The nationalisation of Anglo Irish Bank is an indication of the abject failure of the Fianna Fail and Green government to deal with the banking crisis, but also that the crisis has reached a new and dangerous level. In the wake of the nationalisation, the shares of the two main banks, Allied Irish Bank (AIB) and Bank of Ireland (B of I), plummeted.
The Irish government’s response to the economic and financial crisis has been characterised by a tentative continuation of right-wing neo liberalism, which is always careful to safeguard business interests and property rights. They certainly did not want to nationalise anything. In fact, with their blanket guarantee of bank assets last September, they hoped that their word would be enough to safeguard the Irish banking system. However, as is inevitable in a serious economic crisis, their word was never going to be enough.Just as the government were about to implement their recapitalisation programme for Anglo Irish Bank, the situation changed and they were forced to abandon it. That the government felt compelled to nationalise what, in terms of the value of loan liabilities, is Ireland’s third biggest bank shows how their policies are being compelled to shift away from free market capitalism.
Neither the government’s bank guarantee, or their plan to take control of 75% of Anglo shares, were enough to save the bank from collapse. Already, in the last weeks, major depositors were withdrawing their cash and with S & P (Standard and Poor), an important bank rating agency, about to significantly downgrade Anglo’s credit rating, Anglo would have become insolvent.That Fianna Fail and the Green Party nationalised a bank that was not seen as being essential or strategically vital to the future of the economy, at what will be a huge cost to the public purse, raises serious questions as to why Anglo was nationalised. It is true that Anglo’s portfolio is dominated by builders, speculators and business spivs. They used it to organise extreme profiteering, particularly from the property bubble, which, in turn, has made the economic crisis much worse.

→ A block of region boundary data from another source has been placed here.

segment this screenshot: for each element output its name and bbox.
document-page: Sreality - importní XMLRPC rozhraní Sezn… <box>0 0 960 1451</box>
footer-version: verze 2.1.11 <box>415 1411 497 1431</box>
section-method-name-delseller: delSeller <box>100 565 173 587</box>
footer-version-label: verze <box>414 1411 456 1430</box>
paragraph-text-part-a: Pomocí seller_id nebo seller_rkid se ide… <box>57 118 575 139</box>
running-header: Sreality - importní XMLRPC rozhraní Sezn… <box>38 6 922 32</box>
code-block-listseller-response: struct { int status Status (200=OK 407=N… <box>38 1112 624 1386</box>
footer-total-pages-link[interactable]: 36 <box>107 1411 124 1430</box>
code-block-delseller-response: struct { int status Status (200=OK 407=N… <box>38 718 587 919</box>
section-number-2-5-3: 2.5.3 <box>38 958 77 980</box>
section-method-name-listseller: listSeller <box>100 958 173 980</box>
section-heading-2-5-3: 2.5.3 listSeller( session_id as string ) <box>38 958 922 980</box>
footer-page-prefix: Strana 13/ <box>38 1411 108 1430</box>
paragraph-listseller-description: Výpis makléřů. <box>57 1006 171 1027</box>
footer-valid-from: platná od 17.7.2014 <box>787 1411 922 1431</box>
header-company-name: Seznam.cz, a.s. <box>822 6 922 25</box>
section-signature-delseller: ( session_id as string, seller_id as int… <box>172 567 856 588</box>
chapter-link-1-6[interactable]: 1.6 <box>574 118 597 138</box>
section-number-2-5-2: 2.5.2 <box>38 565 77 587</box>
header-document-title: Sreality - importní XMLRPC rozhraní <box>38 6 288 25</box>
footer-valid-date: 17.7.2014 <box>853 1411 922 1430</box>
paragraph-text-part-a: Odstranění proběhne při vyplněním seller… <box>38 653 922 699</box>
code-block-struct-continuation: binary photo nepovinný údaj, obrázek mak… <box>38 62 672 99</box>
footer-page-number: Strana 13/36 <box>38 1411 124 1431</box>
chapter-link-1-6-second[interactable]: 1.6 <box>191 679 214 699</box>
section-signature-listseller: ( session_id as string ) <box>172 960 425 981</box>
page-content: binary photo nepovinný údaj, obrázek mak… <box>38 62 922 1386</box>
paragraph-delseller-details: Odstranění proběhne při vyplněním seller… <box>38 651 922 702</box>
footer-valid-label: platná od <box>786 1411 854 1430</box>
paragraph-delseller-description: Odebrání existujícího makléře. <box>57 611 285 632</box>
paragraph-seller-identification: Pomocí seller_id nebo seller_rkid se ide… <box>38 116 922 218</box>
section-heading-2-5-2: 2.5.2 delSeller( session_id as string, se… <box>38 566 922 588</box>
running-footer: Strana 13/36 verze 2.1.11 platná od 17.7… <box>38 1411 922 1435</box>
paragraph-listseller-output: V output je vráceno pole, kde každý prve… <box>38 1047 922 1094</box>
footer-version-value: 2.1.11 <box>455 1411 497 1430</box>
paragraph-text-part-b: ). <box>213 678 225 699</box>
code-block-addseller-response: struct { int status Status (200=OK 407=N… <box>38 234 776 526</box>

The Socialist Party is opposed to the capitalist nationalisation of Anglo, which is about saving individual business tycoons, on the one hand, and the capitalist financial system, on the other. We demand that Anglo and all the main banks be immediately nationalised and taken into democratic public ownership, with no benefit or compensation for the big business sharks. Compensation should be provided only on the basis of proven need.Undoubtedly, the demise of Anglo is a very dirty, grubby affair. It is clear that many developer friends of Fianna Fail, and particularly the billionaire, Sean Quinn, are relative beneficiaries from this nationalisation. Some of the debts that Anglo holds (“undated subordinated debt”) would not have been guaranteed by the government’s bailout scheme if Anglo had collapsed. With this nationalisation, the state (and, by implication workers/taxpayers) will bear the ultimate liability for losses in Anglo’s portfolio.
Due to the deal it struck with Sean Quinn, when he borrowed vast sums (before nationalisation Quinn owned a 15% share in Anglo), the bank had the power to take over a controlling interest in most of the Quinn Group’s companies and would probably have been forced to act on this clause if bank hit difficulties. Quinn’s various companies employ over 8,000 workers. Undoubtedly, Quinn is hoping for more sympathetic treatment from his pals in Fianna Fail over the next weeks and months.
Investigations were already afoot, into the €179 million worth of loans given to former Anglo Chairman Sean Fitzpatrick and other board members and into the loans and shares that Sean Quinn has with the bank. Undoubtedly, rotten practices were in operation. If information emerged, confirming that Fianna Fail’s inaction regarding the goings on at Anglo or that its nationalisation of Anglo was, to a large extent, about bailing out its friends, then the government could be fundamentally weakened.
Whatever role political patronage and corruption played in the decision to nationalise Anglo, its collapse, in the current circumstances, would have threatened a systemic collapse of Irish banking. Those economists who say it should have been allowed to collapse are basing themselves on the idea that Anglo is not strategically vital to the Irish economy. While that is partly true, it doesn’t mean its sudden, inglorious collapse would have had no effect on the rest of the banks, the banking system and the economy generally.